Since PMA and PP2Ac cooperatively enhance HIV-1 promoter activation (Fig. 1B and 2A), we sought to determine whether inhibition of endogenous PP2A by OKA would have an effect on the response of the promoter to PMA. Treatment of U937 cells with OKA prior to PMA stimulation (Fig. 2B) suppressed the response of the HIV-1 promoter to PMA (by threefold). OKA pretreatment, however, had no suppressive effects on the activation of the HIV-1 promoter by TNF-. Since OKA treatment of cells induces both Sp1 and NF-B binding (38, 39), 100 nM OKA alone activated the HIV-1 promoter (Fig. 2B), as predicted on the basis of previous work (38, 39).

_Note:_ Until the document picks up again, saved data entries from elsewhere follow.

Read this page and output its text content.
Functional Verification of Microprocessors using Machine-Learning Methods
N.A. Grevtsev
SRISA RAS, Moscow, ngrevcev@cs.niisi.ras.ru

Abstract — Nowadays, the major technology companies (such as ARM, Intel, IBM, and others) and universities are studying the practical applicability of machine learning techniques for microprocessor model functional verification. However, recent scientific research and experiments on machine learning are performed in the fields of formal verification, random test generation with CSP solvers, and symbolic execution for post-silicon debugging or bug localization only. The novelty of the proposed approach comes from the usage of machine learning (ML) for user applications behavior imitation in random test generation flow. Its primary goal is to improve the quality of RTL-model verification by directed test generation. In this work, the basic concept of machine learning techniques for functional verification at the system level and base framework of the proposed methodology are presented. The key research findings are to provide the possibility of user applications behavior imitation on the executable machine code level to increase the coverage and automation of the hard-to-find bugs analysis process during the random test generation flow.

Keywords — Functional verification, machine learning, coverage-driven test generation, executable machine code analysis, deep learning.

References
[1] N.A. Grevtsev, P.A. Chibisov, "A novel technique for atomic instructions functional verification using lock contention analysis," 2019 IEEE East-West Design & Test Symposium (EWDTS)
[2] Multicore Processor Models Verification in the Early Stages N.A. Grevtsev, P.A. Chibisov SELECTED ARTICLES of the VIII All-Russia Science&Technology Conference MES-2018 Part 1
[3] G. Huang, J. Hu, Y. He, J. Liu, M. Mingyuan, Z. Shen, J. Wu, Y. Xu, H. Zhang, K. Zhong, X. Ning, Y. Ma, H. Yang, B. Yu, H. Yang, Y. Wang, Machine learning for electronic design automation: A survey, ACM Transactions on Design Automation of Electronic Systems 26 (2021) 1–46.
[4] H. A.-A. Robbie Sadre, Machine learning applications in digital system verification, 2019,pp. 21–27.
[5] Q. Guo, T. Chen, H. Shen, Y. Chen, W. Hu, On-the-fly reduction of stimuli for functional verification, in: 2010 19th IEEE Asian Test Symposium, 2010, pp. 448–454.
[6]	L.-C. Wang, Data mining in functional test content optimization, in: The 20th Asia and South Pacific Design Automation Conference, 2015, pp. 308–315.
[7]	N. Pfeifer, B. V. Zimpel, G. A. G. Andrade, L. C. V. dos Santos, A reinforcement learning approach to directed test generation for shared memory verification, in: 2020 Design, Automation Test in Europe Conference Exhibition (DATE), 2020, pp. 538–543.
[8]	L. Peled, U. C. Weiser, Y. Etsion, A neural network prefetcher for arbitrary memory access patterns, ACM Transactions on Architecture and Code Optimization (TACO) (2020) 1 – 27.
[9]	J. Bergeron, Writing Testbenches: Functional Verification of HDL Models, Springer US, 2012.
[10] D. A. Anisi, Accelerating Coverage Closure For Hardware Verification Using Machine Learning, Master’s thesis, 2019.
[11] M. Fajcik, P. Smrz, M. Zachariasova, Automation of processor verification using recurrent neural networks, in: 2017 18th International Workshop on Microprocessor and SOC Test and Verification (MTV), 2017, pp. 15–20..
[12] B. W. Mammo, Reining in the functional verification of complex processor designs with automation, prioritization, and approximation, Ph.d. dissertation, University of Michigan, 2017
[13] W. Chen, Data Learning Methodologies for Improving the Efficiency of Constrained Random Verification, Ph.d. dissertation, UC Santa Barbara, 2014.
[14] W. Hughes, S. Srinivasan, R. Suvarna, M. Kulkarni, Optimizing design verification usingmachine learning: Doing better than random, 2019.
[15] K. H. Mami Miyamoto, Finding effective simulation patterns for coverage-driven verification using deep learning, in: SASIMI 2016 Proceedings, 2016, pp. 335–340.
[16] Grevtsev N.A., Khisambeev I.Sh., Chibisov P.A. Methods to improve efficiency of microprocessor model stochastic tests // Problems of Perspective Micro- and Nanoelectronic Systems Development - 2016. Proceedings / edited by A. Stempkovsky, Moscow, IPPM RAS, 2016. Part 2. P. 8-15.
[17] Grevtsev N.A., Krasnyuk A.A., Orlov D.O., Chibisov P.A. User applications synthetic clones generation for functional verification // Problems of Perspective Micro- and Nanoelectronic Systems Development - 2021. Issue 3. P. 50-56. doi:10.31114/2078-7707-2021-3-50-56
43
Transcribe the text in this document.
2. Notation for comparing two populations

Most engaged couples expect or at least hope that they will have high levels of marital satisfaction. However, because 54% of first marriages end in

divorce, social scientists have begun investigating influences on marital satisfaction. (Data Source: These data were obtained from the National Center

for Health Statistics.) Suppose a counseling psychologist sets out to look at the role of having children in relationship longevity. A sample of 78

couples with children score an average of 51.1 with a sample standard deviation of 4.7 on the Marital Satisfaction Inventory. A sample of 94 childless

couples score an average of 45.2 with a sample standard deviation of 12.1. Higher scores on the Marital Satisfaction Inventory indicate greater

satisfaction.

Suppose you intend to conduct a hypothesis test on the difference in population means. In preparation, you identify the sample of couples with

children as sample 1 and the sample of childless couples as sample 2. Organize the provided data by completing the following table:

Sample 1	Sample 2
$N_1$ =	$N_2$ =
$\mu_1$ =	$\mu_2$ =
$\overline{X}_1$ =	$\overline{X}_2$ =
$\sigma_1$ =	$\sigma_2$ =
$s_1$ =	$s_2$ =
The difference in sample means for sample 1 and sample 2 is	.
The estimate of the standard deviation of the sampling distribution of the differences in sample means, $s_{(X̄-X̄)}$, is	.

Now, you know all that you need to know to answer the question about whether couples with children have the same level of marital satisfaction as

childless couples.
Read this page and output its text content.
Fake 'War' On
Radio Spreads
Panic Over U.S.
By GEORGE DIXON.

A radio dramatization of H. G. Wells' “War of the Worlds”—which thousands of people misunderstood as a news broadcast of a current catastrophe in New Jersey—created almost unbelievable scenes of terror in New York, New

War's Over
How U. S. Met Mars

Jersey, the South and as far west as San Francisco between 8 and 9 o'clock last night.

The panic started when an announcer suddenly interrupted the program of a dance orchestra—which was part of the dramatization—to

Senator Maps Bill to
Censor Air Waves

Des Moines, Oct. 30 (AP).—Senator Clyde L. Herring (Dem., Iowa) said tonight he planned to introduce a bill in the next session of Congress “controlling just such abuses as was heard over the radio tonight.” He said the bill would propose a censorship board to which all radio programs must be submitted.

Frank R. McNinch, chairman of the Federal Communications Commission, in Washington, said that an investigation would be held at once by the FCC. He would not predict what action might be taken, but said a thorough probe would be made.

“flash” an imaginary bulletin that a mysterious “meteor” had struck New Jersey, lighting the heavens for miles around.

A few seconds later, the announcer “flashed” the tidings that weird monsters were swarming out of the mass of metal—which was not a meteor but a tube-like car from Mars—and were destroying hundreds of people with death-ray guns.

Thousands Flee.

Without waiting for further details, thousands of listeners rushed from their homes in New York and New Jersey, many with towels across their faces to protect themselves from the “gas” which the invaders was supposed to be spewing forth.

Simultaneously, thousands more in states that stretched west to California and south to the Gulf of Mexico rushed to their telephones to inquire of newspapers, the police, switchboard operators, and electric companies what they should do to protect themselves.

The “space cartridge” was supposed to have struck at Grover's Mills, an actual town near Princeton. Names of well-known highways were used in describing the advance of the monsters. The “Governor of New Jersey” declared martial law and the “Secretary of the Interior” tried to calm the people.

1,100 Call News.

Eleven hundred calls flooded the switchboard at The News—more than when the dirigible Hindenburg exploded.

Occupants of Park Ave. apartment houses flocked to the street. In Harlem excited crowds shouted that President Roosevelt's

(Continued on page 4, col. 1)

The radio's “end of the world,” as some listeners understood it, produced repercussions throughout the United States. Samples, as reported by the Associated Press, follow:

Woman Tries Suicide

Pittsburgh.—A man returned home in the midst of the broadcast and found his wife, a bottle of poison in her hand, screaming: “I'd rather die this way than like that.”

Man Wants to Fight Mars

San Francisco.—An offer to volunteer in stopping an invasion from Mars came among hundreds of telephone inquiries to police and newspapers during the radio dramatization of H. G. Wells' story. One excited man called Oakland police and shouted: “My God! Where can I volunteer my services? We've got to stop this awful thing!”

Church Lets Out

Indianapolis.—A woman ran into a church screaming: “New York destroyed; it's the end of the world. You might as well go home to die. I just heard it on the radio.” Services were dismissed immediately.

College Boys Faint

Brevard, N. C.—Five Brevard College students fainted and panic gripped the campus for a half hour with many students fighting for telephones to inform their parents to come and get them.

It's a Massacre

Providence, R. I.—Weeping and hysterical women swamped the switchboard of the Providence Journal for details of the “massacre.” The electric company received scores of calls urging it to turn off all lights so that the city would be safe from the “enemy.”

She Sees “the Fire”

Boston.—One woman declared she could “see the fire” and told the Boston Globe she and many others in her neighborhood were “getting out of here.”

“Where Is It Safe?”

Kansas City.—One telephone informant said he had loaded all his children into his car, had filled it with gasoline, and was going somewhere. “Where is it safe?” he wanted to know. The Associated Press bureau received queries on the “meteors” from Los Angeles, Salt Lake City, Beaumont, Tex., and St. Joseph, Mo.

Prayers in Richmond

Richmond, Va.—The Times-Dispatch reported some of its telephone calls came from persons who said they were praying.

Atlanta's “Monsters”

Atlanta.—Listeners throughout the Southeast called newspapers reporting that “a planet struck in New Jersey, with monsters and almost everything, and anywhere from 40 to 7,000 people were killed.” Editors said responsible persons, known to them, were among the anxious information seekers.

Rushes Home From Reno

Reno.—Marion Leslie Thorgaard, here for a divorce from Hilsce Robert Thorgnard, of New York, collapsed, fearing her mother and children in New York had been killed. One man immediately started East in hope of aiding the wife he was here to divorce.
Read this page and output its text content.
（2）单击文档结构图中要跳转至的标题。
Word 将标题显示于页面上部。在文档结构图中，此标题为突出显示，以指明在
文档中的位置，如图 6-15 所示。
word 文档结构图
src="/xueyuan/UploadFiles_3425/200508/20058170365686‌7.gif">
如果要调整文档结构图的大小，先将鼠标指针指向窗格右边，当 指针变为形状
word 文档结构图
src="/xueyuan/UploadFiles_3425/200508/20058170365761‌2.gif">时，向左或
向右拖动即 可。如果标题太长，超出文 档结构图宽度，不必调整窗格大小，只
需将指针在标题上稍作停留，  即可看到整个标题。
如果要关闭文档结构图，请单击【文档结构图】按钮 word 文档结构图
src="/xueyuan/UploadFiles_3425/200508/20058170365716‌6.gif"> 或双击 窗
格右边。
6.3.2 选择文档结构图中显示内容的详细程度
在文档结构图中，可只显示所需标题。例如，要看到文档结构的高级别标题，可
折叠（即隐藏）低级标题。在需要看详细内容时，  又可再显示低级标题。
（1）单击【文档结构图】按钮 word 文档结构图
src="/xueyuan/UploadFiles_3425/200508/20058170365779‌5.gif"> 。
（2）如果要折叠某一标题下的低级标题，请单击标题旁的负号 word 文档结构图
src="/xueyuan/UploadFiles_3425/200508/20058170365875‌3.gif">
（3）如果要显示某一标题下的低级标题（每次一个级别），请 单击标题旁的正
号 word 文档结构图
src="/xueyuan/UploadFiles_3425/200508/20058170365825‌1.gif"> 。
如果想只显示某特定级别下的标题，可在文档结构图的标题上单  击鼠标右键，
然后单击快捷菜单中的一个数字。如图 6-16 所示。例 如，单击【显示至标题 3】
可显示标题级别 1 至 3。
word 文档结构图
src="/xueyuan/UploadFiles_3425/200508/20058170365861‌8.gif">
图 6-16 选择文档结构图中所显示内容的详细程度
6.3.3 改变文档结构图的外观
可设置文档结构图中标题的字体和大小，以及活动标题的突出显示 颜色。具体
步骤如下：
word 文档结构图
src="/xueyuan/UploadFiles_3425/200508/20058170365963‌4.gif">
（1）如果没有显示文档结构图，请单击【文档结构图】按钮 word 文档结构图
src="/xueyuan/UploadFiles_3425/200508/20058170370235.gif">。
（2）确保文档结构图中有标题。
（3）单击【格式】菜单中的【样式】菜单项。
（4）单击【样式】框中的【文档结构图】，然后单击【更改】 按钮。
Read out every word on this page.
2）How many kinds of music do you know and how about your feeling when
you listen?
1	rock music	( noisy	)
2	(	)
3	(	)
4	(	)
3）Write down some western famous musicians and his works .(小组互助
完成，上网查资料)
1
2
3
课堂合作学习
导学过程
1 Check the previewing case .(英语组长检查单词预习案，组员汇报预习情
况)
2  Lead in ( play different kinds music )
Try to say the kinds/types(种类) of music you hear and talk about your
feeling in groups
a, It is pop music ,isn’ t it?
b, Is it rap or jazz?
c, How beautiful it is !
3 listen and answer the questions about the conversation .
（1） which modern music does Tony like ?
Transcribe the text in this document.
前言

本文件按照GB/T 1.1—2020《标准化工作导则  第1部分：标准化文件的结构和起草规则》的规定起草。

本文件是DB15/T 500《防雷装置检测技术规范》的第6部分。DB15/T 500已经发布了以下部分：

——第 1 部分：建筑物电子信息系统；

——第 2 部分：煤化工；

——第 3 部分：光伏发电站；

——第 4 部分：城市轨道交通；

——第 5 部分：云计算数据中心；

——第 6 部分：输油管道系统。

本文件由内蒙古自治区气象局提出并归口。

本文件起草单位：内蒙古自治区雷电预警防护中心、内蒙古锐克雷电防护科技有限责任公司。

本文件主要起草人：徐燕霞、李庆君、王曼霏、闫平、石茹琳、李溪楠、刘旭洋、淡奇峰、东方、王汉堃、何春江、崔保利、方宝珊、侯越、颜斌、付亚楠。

To determine whether the observed effects of ectopic PP2Ac on HIV-1 promoter activity translated into an increase in viral replication, we cotransfected U937 cells with the HIV-1 infectious clone HXB3 (30) and increasing amounts of a PP2Ac expression vector. PP2A overexpression resulted in a small increase in the HIV-1 baseline replication rate and significantly augmented the PMA-induced increase in replication, as determined by reverse transcriptase (RT) assay (Fig. 3). The observed effects of combined PP2A overexpression and PMA stimulation on viral replication in U937 cells correlate with the changes in transcriptional activity seen in the reporter gene studies (Fig. 1A and B). As further evidence that PP2A participates in the activation of HIV-1, OKA administered to the chronically infected U937 cell line U1 diminished the PMA-induced increase in viral induction in a dose-dependent fashion (Fig. 4). This reduction in PMA-induced viral activation by OKA fits with the suppressive effect of OKA on transcriptional activation by PMA (Fig. 2B). At the maximal dose of OKA utilized (100 nM), there was a significant decrease (five- to sevenfold) in PMA-induced viral induction by days 2 to 3. Cellular toxicity, as measured by the MTT assay, was not seen in these experiments, as OKA was added for only 4 h and then washed away prior to PMA stimulation.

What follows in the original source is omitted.